Although “The Dance of Reality” is autobiographical, it is not strictly factual. Jodorowsky’s parents were Jewish immigrants from Ukraine who settled in Tocopilla, the mining and fishing town where he grew up. His father, Jaime Jodorowsky Groisman, was a devoted Stalinist and strict disciplinarian who ran a general store called Casa Ukraina, here depicted as a women’s lingerie shop. His mother, Sara Felicidad Jodorowsky, was cold and unaffectionate toward her son, which Jodorowsky claims was because he was conceived through rape. (This is depicted, to some extent, in the movie.) It was not a happy childhood.

Jodorowsky reinvents many of these details in the film, especially those pertaining to his mother, who is portrayed as a loving figure. “I change my memory — art is for that,” he said in March, at the film’s New York premiere at the Museum of Modern Art. He even imaginatively fulfilled her ambition to be a singer by casting an actual opera singer, Pamela Flores, who delivers all of her lines in song.

As with many of Jodorowsky’s movies, “The Dance of Reality” is a family affair. Jaime is played by Jodorowsky’s son, Brontis Jodorowsky, who appeared as the naked boy in “El Topo” and was cast to play the hero, Paul Atreides, in “Dune.” Also included are his sons Axel Jodorowsky, a “Theosophist” who instructs the young Alejandro in the mysteries of religion, and Adan Jodorowsky, who plays an anarchist revolutionary and who provided the music for the film.

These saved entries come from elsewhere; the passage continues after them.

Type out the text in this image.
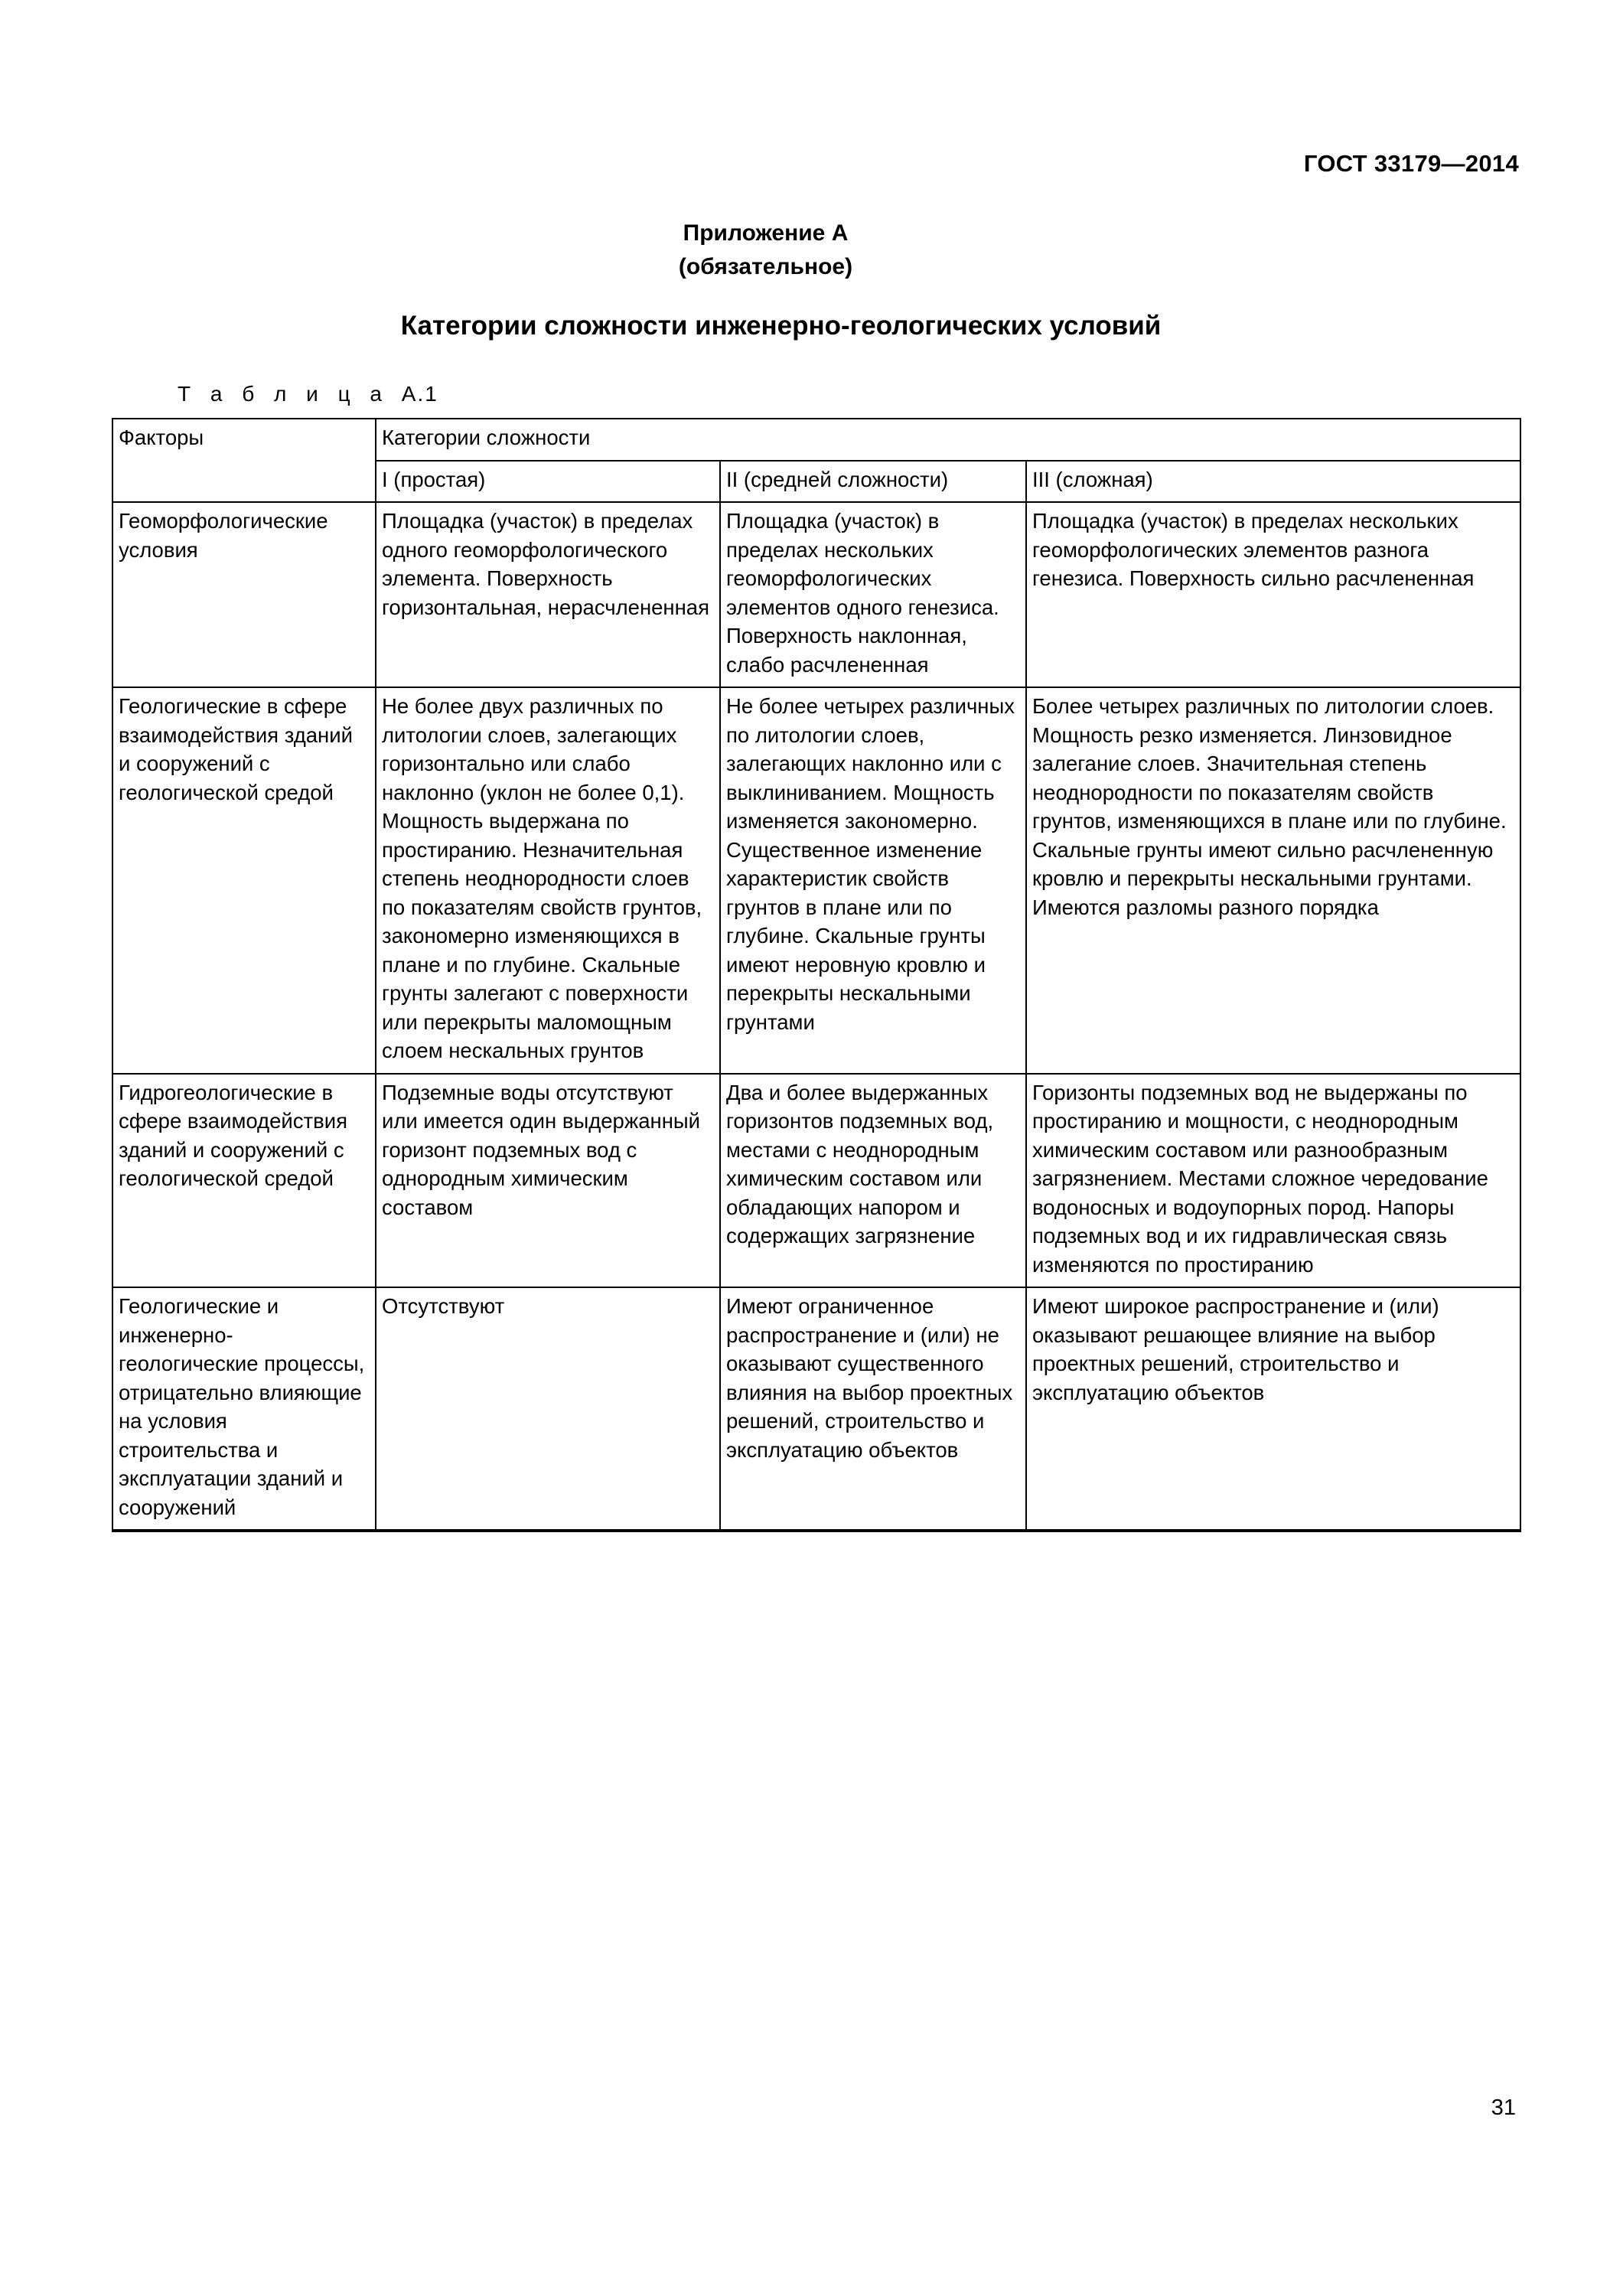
ГОСТ 33179—2014
Приложение А
(обязательное)
Категории сложности инженерно-геологических условий
Т а б л и ц а А.1
Факторы	Категории сложности		
	I (простая)	II (средней сложности)	III (сложная)
Геоморфологические условия	Площадка (участок) в пределах одного геоморфологического элемента. Поверхность горизонтальная, нерасчлененная	Площадка (участок) в пределах нескольких геоморфологических элементов одного генезиса. Поверхность наклонная, слабо расчлененная	Площадка (участок) в пределах нескольких геоморфологических элементов разнога генезиса. Поверхность сильно расчлененная
Геологические в сфере взаимодействия зданий и сооружений с геологической средой	Не более двух различных по литологии слоев, залегающих горизонтально или слабо наклонно (уклон не более 0,1). Мощность выдержана по простиранию. Незначительная степень неоднородности слоев по показателям свойств грунтов, закономерно изменяющихся в плане и по глубине. Скальные грунты залегают с поверхности или перекрыты маломощным слоем нескальных грунтов	Не более четырех различных по литологии слоев, залегающих наклонно или с выклиниванием. Мощность изменяется закономерно. Существенное изменение характеристик свойств грунтов в плане или по глубине. Скальные грунты имеют неровную кровлю и перекрыты нескальными грунтами	Более четырех различных по литологии слоев. Мощность резко изменяется. Линзовидное залегание слоев. Значительная степень неоднородности по показателям свойств грунтов, изменяющихся в плане или по глубине. Скальные грунты имеют сильно расчлененную кровлю и перекрыты нескальными грунтами. Имеются разломы разного порядка
Гидрогеологические в сфере взаимодействия зданий и сооружений с геологической средой	Подземные воды отсутствуют или имеется один выдержанный горизонт подземных вод с однородным химическим составом	Два и более выдержанных горизонтов подземных вод, местами с неоднородным химическим составом или обладающих напором и содержащих загрязнение	Горизонты подземных вод не выдержаны по простиранию и мощности, с неоднородным химическим составом или разнообразным загрязнением. Местами сложное чередование водоносных и водоупорных пород. Напоры подземных вод и их гидравлическая связь изменяются по простиранию
Геологические и инженерно-геологические процессы, отрицательно влияющие на условия строительства и эксплуатации зданий и сооружений	Отсутствуют	Имеют ограниченное распространение и (или) не оказывают существенного влияния на выбор проектных решений, строительство и эксплуатацию объектов	Имеют широкое распространение и (или) оказывают решающее влияние на выбор проектных решений, строительство и эксплуатацию объектов
31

Although “The Dance of Reality” lacks the shock value of Jodorowsky’s earlier work it is still very much a Jodorowsky film. Like “El Topo” and “The Holy Mountain” it is composed of episodes strung together in a meandering, quest-like sequence, rather than as a unified story. (For this reason I doubt that “Dune” would actually have been such a masterpiece even if it had been made, especially since it was planned to be 14 hours long.) The movie veers off in a new direction when his father decides to leave home to assassinate the president of Chile, General Carlos Ibáñez del Campo, shifting the emphasis of the movie away from the young Jodorowsky and toward his tormented father.

Jodorowsky’s great strength has never been his stories, however, but his images. Despite his eclectic use of symbols, Jodorowsky’s movies belong to the vein of medieval and Renaissance strangeness associated with painters like Hieronymus Bosch and Pieter Breughel the Elder, and which filtered into the 20th century through movements like surrealism, Jungian psychoanalysis, and New Age interests in alchemy, astrology and the Tarot. A particularly Breughelian scene in “The Holy Mountain” shows a corpulent older woman and her husband in their dingy attic apartment, he in the bathtub and she perched next to him on a six-foot-tall toilet.

“The Dance of Reality” partakes of this sensibility, but it stands apart from it as well. Favorite images that reappear in the film include people carrying black umbrellas through the desert and hauling old Victrolas around town, men dancing homoerotically in smoky taverns, and a collection of severely maimed and disfigured characters who populate the main street of Tocopilla. Whereas in previous films the presence of such figures went unexplained, however, here they are disabled miners whose limbs were torn off by dynamite. Unlike his earlier movies, which were never quite of this world, “The Dance of Reality” is set in a real time and place. Rather than present his images directly, as he did in earlier works, Jodorowsky introduces them as inspirations for his younger self.